If multiple hosts are selected to have firmware updates performed, LCM will evacuate User VMs from the hosts one-at-a-time and boot them into the Phoenix staging area to perform the updates. No user VMs will be powered-off and your workload should continue to be served without disruption.

Depending on the firmware being upgraded, you may see your hypervisor reboot several times back into Phoenix. This is expected behavior and you should not try to intervene.

Once the firmware updates are completed the selected node will boot back into the hypervisor and power-up the local Controller VM, making sure that all clusters services are up and running.

Finally, the LCM will make sure that the local hypervisor is once again schedulable node and can host User VMs before the upgrade continues onto the next node.

LCM Operation

LCM performs two functions: taking inventory of the cluster and performing updates on the cluster. Note that an LCM update is not reversible.

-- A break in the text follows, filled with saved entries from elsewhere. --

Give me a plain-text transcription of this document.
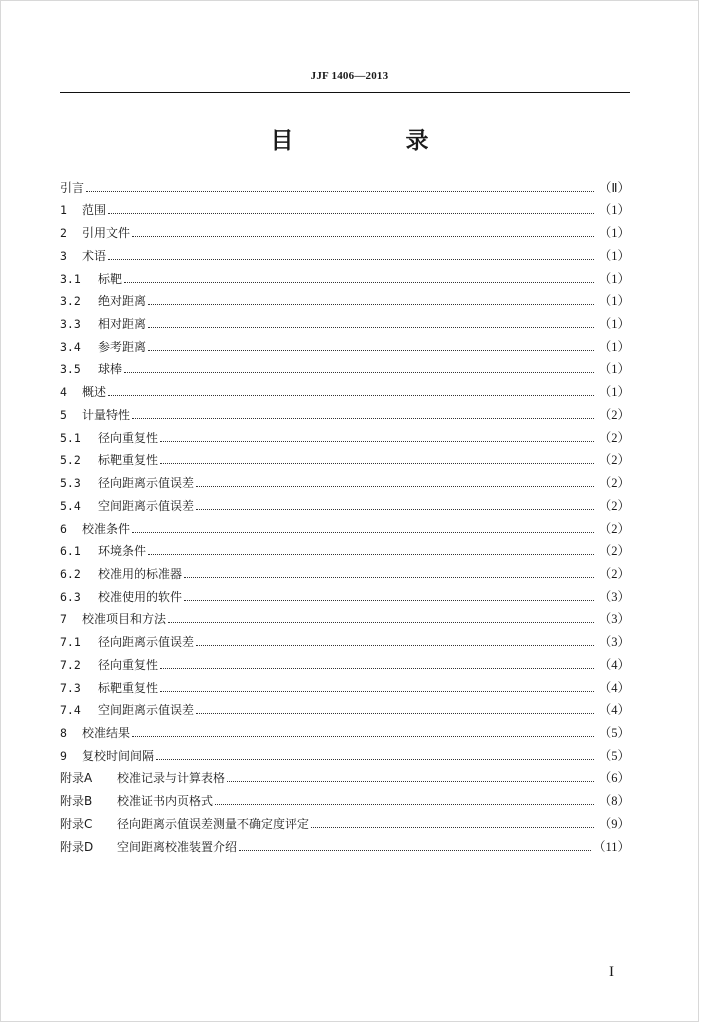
JJF 1406—2013
目 录
引言	（Ⅱ）
1 范围	（1）
2 引用文件	（1）
3 术语	（1）
3.1 标靶	（1）
3.2 绝对距离	（1）
3.3 相对距离	（1）
3.4 参考距离	（1）
3.5 球棒	（1）
4 概述	（1）
5 计量特性	（2）
5.1 径向重复性	（2）
5.2 标靶重复性	（2）
5.3 径向距离示值误差	（2）
5.4 空间距离示值误差	（2）
6 校准条件	（2）
6.1 环境条件	（2）
6.2 校准用的标准器	（2）
6.3 校准使用的软件	（3）
7 校准项目和方法	（3）
7.1 径向距离示值误差	（3）
7.2 径向重复性	（4）
7.3 标靶重复性	（4）
7.4 空间距离示值误差	（4）
8 校准结果	（5）
9 复校时间间隔	（5）
附录A 校准记录与计算表格	（6）
附录B 校准证书内页格式	（8）
附录C 径向距离示值误差测量不确定度评定	（9）
附录D 空间距离校准装置介绍	（11）
I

Before performing an update, LCM runs a set of pre-checks to verify the state of the cluster. If any checks fail, the update operation is aborted.

Nutanix LCM operations are written to output logs File :

  • genesis.out
  • lcm_ops.out
  • lcm_ops.trace
  • lcm_wget.log

The Nutanix LCM log files record all operations, including successes and failures. If an operation fails, LCM suspends it to wait for mitigation.

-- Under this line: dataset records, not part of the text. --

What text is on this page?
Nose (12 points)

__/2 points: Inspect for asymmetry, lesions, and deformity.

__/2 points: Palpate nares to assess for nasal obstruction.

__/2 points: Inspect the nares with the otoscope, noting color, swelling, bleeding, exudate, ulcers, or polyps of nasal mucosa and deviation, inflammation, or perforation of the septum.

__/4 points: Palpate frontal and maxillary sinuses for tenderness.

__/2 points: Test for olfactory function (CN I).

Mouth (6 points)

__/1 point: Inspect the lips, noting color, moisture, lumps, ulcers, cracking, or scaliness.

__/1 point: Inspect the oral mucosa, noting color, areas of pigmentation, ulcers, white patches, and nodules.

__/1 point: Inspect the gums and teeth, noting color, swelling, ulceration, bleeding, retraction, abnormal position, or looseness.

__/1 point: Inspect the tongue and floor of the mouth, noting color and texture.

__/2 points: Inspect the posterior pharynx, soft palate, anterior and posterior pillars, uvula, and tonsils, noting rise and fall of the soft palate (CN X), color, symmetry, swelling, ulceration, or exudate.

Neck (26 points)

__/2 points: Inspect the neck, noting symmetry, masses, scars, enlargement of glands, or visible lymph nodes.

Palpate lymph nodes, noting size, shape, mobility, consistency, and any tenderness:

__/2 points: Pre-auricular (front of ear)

The LCM framework can also update itself when necessary. Although connected to Nutanix AOS, the framework is not tied to the AOS release cycle.

Nutanix LCM Upgrade Alert Message:

To apply these updates, each node will boot into a separate utility, one  node at a time. Each node could reboot multiple times (depending on  component/ version) and user workloads will not be affected as automatic  migration of workloads to other nodes will be handled by the update  process. Disk checks will run before  and after the update process.Please ensure your cluster has sufficient  compute and storage resources to handle one node being offline during  the rolling update process. Refer to KB 6945 for more details.  

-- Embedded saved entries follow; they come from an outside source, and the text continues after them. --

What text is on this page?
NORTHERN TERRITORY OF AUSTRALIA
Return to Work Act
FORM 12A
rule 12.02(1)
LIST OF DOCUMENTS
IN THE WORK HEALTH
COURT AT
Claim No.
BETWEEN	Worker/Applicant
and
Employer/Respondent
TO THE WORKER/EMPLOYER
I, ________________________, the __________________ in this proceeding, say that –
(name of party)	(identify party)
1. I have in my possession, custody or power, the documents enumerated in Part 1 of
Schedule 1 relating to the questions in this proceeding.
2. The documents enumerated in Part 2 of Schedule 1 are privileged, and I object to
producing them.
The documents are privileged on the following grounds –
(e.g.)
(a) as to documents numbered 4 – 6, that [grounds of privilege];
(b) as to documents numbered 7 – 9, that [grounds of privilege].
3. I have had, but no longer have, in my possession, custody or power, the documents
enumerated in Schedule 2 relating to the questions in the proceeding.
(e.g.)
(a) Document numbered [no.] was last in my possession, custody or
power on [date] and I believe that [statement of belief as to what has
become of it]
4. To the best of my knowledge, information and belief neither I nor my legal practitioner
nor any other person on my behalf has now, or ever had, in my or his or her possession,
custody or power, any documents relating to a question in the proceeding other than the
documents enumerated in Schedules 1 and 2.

Upgrade Time Estimate Via LCM ?

This depends on the number of firmware updates being performed on a given node and how long it takes to evacuate User VMs from each host. A satadom firmware upgrade, for example, LCM tends to take about 45 minutes per-node to upgrade. During firmware upgrade Nutanix LCM framework put / enter / enable the Nutanix CVM / AHV Host into maintenance mode to live migrate the hosted VMs to another host.

LCM Dependency

The only prerequisite for LCM framework is dependent on AOS and Foundation software that must be minimum 5.9.x and 4.2.x or later respectively to upgrade the firmware and software via LCM Framework and cluster’s all Nutanix CVMs are up. That the Foundation service is in a stopped-state across the cluster. This service is typically not running unless an LCM upgrade or Cluster Expand operation is taking place.

Foundation Upgrading Process

The foundation binaries are updates across all CVMs. No running services, CVMs, or hypervisors are restarted.
Foundation upgrade installation process take up to 1 minute.

Conclusion

Nutanix LCM framework is extremely robust and has predefined step to step process to upgrade the hardware firmware and software easily without any downtime. Nutanix LCM is designed with no downtime required structure.